Паскаль Киньяр - Салон в Вюртемберге
Меня часто мучил этот кошмар. Кое-что менялось: то ухо, то печурка, то ее приоткрытая дверца, то вместо уховерток являлись саламандры. Печка была не похожа на бергхеймскую, с фаянсовыми плитками, – к той мне было запрещено прикасаться, и я даже не знаю, откуда она взялась. Но помню ее чугунную литую дверцу. Меня неодолимо притягивает маленькая медная ручка. Притягивает тем сильнее, что дверцу открывать не разрешается. На этой дверце отлита некая библейская сцена, – мне неизвестно ее название и непонятен смысл, хотя знание имен никоим образом не способствует раскрытию смысла. Женщина с удлиненными, пухлыми, как у кормилицы, грудями заносит кривой нож над волосами огромного мужчины, который спит. Он спит, положив голову ей на колени. На заднем плане другой гигант, со связанными руками и веревкой на шее, вращает жернов, ходя вокруг него. Помню, я думал, что это кобольд, а женщина сливалась в моем воображении с коровой – но коровой-волшебницей, то доброй, а то злой, той, что по ночам сыплет людям песок в глаза. Первое воспоминание об этом кошмаре связано с моим увечьем. Это случилось, когда мне было четыре или пять лет. Я залез на сливовое дерево, и подо мной треснула ветка. При падении я сломал руку в предплечье. Моя мать, вернувшаяся из Кана – не из Нейи, – только через неделю или две вошла в мою комнату. Я лежал в кровати, но она и не подумала подойти ко мне. Только спросила:
«Что у тебя с рукой?»
«Я сломался», – ответил я.
«Вот что значит не везет», – сказала она и, даже не поцеловав меня, направилась в комнату Лизбет. Этот неполученный поцелуй – хотя можно ли говорить об отсутствующем поцелуе, о почти физическом ощущении отсутствующего поцелуя? – еще и сегодня жжет мне щеку.

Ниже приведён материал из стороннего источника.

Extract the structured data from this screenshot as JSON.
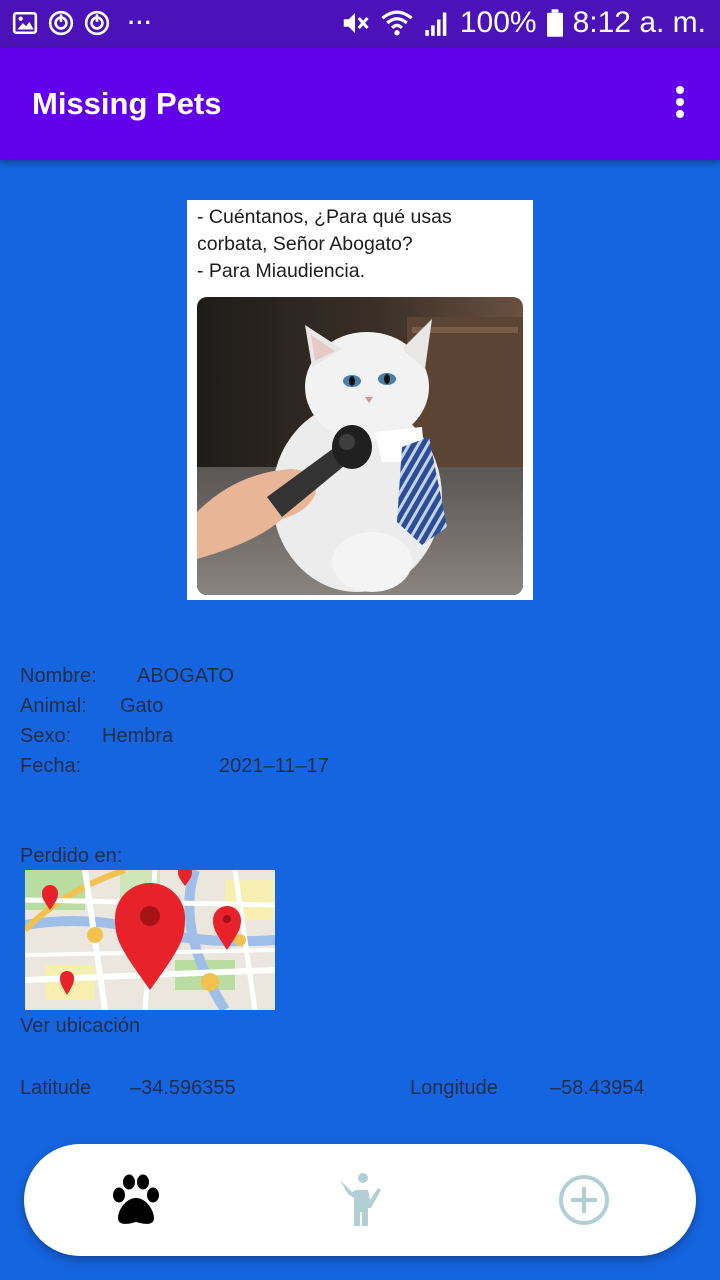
{
  "status_bar": {
    "battery": "100%",
    "time": "8:12 a. m.",
    "more_label": "···"
  },
  "app_bar": {
    "title": "Missing Pets"
  },
  "meme": {
    "line1": "- Cuéntanos, ¿Para qué usas",
    "line2": "corbata, Señor Abogato?",
    "line3": "- Para Miaudiencia."
  },
  "pet": {
    "name_label": "Nombre:",
    "name": "ABOGATO",
    "animal_label": "Animal:",
    "animal": "Gato",
    "sex_label": "Sexo:",
    "sex": "Hembra",
    "date_label": "Fecha:",
    "date": "2021–11–17"
  },
  "location": {
    "lost_at_label": "Perdido en:",
    "view_location_label": "Ver ubicación",
    "latitude_label": "Latitude",
    "latitude": "–34.596355",
    "longitude_label": "Longitude",
    "longitude": "–58.43954"
  },
  "bottom_nav": {
    "items": [
      {
        "icon": "paw-icon",
        "active": true,
        "color": "#000000"
      },
      {
        "icon": "person-icon",
        "active": false,
        "color": "#b3cfd6"
      },
      {
        "icon": "add-circle-icon",
        "active": false,
        "color": "#b3cfd6"
      }
    ]
  },
  "colors": {
    "status_bar": "#4a12b8",
    "app_bar": "#6200ea",
    "background": "#1565e0",
    "text": "#1f2d4a"
  }
}
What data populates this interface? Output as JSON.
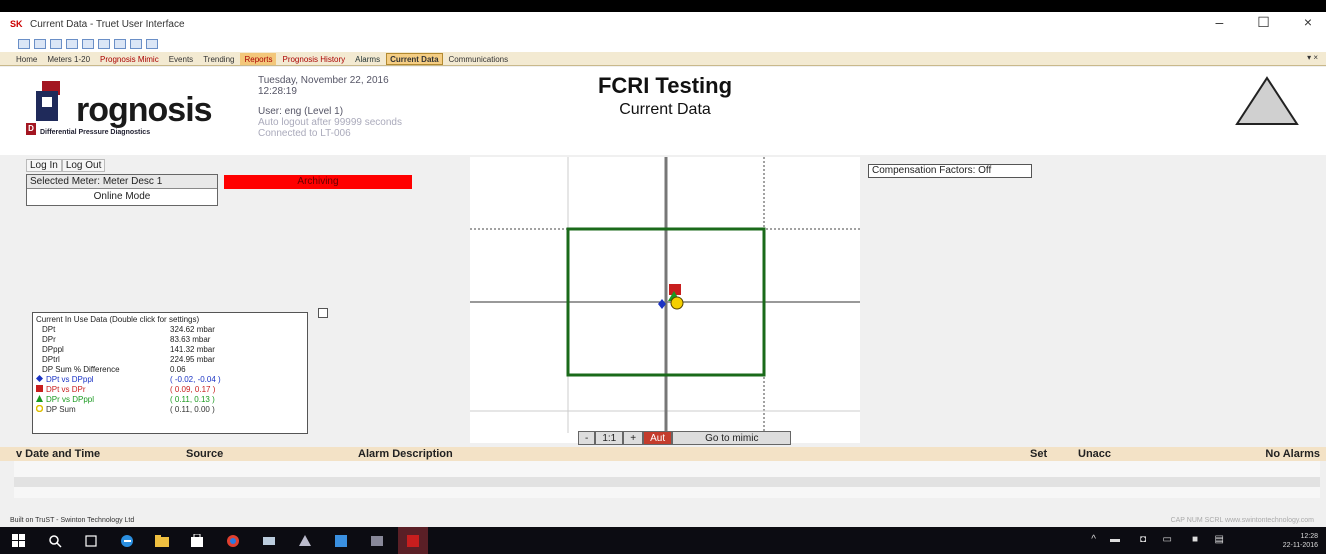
{
  "window": {
    "title": "Current Data - Truet User Interface",
    "app_badge": "SK"
  },
  "tabs": [
    {
      "label": "Home",
      "cls": ""
    },
    {
      "label": "Meters 1-20",
      "cls": ""
    },
    {
      "label": "Prognosis Mimic",
      "cls": "prog"
    },
    {
      "label": "Events",
      "cls": ""
    },
    {
      "label": "Trending",
      "cls": ""
    },
    {
      "label": "Reports",
      "cls": "reports"
    },
    {
      "label": "Prognosis History",
      "cls": "prog"
    },
    {
      "label": "Alarms",
      "cls": "alarms"
    },
    {
      "label": "Current Data",
      "cls": "active"
    },
    {
      "label": "Communications",
      "cls": ""
    }
  ],
  "header": {
    "logo_word": "rognosis",
    "logo_sub": "Differential Pressure Diagnostics",
    "date": "Tuesday, November 22, 2016",
    "time": "12:28:19",
    "user": "User: eng (Level 1)",
    "auto_logout": "Auto logout after 99999 seconds",
    "connected": "Connected to LT-006",
    "title": "FCRI Testing",
    "subtitle": "Current Data"
  },
  "controls": {
    "login": "Log In",
    "logout": "Log Out",
    "selected_meter": "Selected Meter: Meter Desc 1",
    "mode": "Online Mode",
    "archiving": "Archiving",
    "compensation": "Compensation Factors: Off"
  },
  "inuse": {
    "title": "Current In Use Data (Double click for settings)",
    "rows": [
      {
        "label": "DPt",
        "value": "324.62 mbar"
      },
      {
        "label": "DPr",
        "value": "83.63 mbar"
      },
      {
        "label": "DPppl",
        "value": "141.32 mbar"
      },
      {
        "label": "DPtrl",
        "value": "224.95 mbar"
      },
      {
        "label": "DP Sum % Difference",
        "value": "0.06"
      }
    ],
    "legend": [
      {
        "label": "DPt vs DPppl",
        "value": "( -0.02, -0.04 )",
        "color": "#1a33c4",
        "marker": "diamond"
      },
      {
        "label": "DPt vs DPr",
        "value": "( 0.09, 0.17 )",
        "color": "#c81e1e",
        "marker": "square"
      },
      {
        "label": "DPr vs DPppl",
        "value": "( 0.11, 0.13 )",
        "color": "#1a9a20",
        "marker": "triangle"
      },
      {
        "label": "DP Sum",
        "value": "( 0.11, 0.00 )",
        "color": "#e0c000",
        "marker": "circle"
      }
    ]
  },
  "plot_toolbar": {
    "minus": "-",
    "ratio": "1:1",
    "plus": "+",
    "auto": "Aut",
    "goto": "Go to mimic"
  },
  "alarms": {
    "col_time": "v Date and Time",
    "col_source": "Source",
    "col_desc": "Alarm Description",
    "col_set": "Set",
    "col_unack": "Unacc",
    "col_none": "No Alarms"
  },
  "statusbar": {
    "left": "Built on TruST - Swinton Technology Ltd",
    "right": "CAP NUM SCRL  www.swintontechnology.com"
  },
  "taskbar": {
    "time": "12:28",
    "date": "22-11-2016"
  }
}
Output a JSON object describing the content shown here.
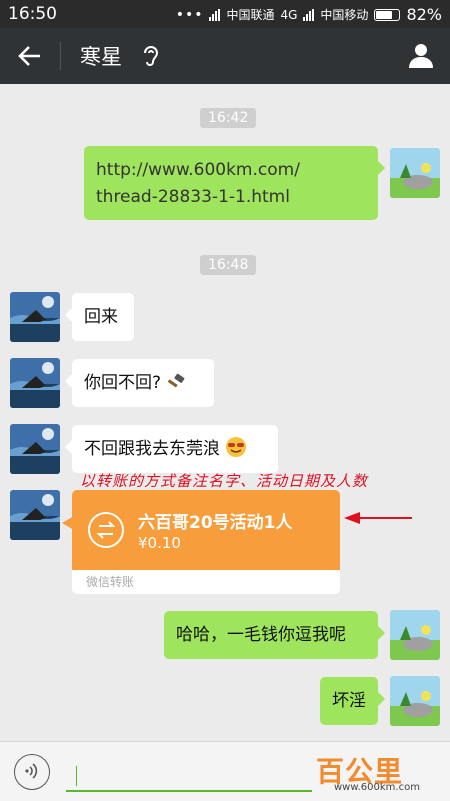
{
  "statusbar": {
    "time": "16:50",
    "dots": "•••",
    "carrier1": "中国联通",
    "network": "4G",
    "carrier2": "中国移动",
    "battery": "82%",
    "battery_level": 0.82
  },
  "header": {
    "title": "寒星",
    "back_icon": "arrow-left-icon",
    "earpiece_icon": "earpiece-icon",
    "profile_icon": "profile-icon"
  },
  "messages": {
    "time1": "16:42",
    "msg1_line1": "http://www.600km.com/",
    "msg1_line2": "thread-28833-1-1.html",
    "time2": "16:48",
    "msg2": "回来",
    "msg3": "你回不回?",
    "msg4": "不回跟我去东莞浪",
    "transfer": {
      "title": "六百哥20号活动1人",
      "amount": "¥0.10",
      "label": "微信转账"
    },
    "msg5": "哈哈，一毛钱你逗我呢",
    "msg6": "坏淫"
  },
  "annotation": "以转账的方式备注名字、活动日期及人数",
  "input": {
    "voice_icon": "voice-icon"
  },
  "watermark": {
    "brand": "百公里",
    "url": "www.600km.com"
  },
  "colors": {
    "header_bg": "#303336",
    "sent_bubble": "#9fe45d",
    "transfer_orange": "#f79d3c",
    "annotation_red": "#e01020",
    "background": "#ebebeb"
  }
}
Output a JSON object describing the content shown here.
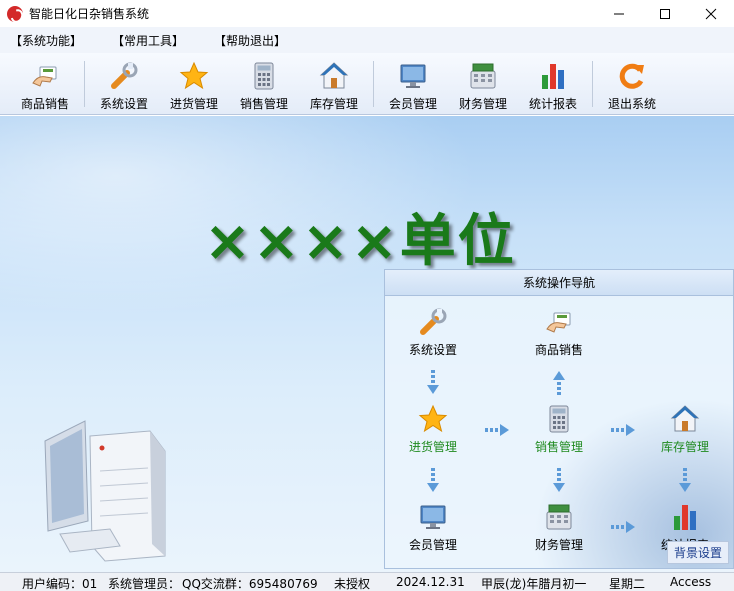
{
  "window": {
    "title": "智能日化日杂销售系统"
  },
  "menu": [
    "【系统功能】",
    "【常用工具】",
    "【帮助退出】"
  ],
  "toolbar": [
    {
      "label": "商品销售",
      "icon": "hand-card-icon"
    },
    {
      "label": "系统设置",
      "icon": "wrench-icon"
    },
    {
      "label": "进货管理",
      "icon": "star-icon"
    },
    {
      "label": "销售管理",
      "icon": "calculator-icon"
    },
    {
      "label": "库存管理",
      "icon": "house-icon"
    },
    {
      "label": "会员管理",
      "icon": "monitor-icon"
    },
    {
      "label": "财务管理",
      "icon": "cash-register-icon"
    },
    {
      "label": "统计报表",
      "icon": "bar-chart-icon"
    },
    {
      "label": "退出系统",
      "icon": "exit-icon"
    }
  ],
  "main": {
    "unit_title": "××××单位"
  },
  "nav": {
    "title": "系统操作导航",
    "nodes": {
      "settings": "系统设置",
      "sales": "商品销售",
      "purchase": "进货管理",
      "sales_mgmt": "销售管理",
      "inventory": "库存管理",
      "member": "会员管理",
      "finance": "财务管理",
      "report": "统计报表"
    },
    "bg_button": "背景设置"
  },
  "status": {
    "user_code": "用户编码：01",
    "admin": "系统管理员：",
    "group": "QQ交流群：695480769",
    "license": "未授权",
    "date": "2024.12.31",
    "lunar": "甲辰(龙)年腊月初一",
    "weekday": "星期二",
    "db": "Access"
  },
  "colors": {
    "accent_green": "#1a7a1a",
    "nav_green": "#1f8a1f"
  }
}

Или, если прибегнуть к другому образу, он нанес мне тяжелую, почти незаживающую рану, которая доселе живет во мне, выливаясь в одержимое стремление терзать струны и марать бумагу, не зная отдыха.
Серая башня над портом Сен-Мартен-ан-Ко напоминала мне одновременно башню Вильгельма в Реньевилле и башню из голубоватого камня в Бад-Вимпфене. Бад-Вимпфен славится статуей скорченного в муках Христа, пугала моих детских лет; он тоже проникал в мои сны. Волосы у него были настоящие, человеческие. У мамы волосы тоже были настоящие.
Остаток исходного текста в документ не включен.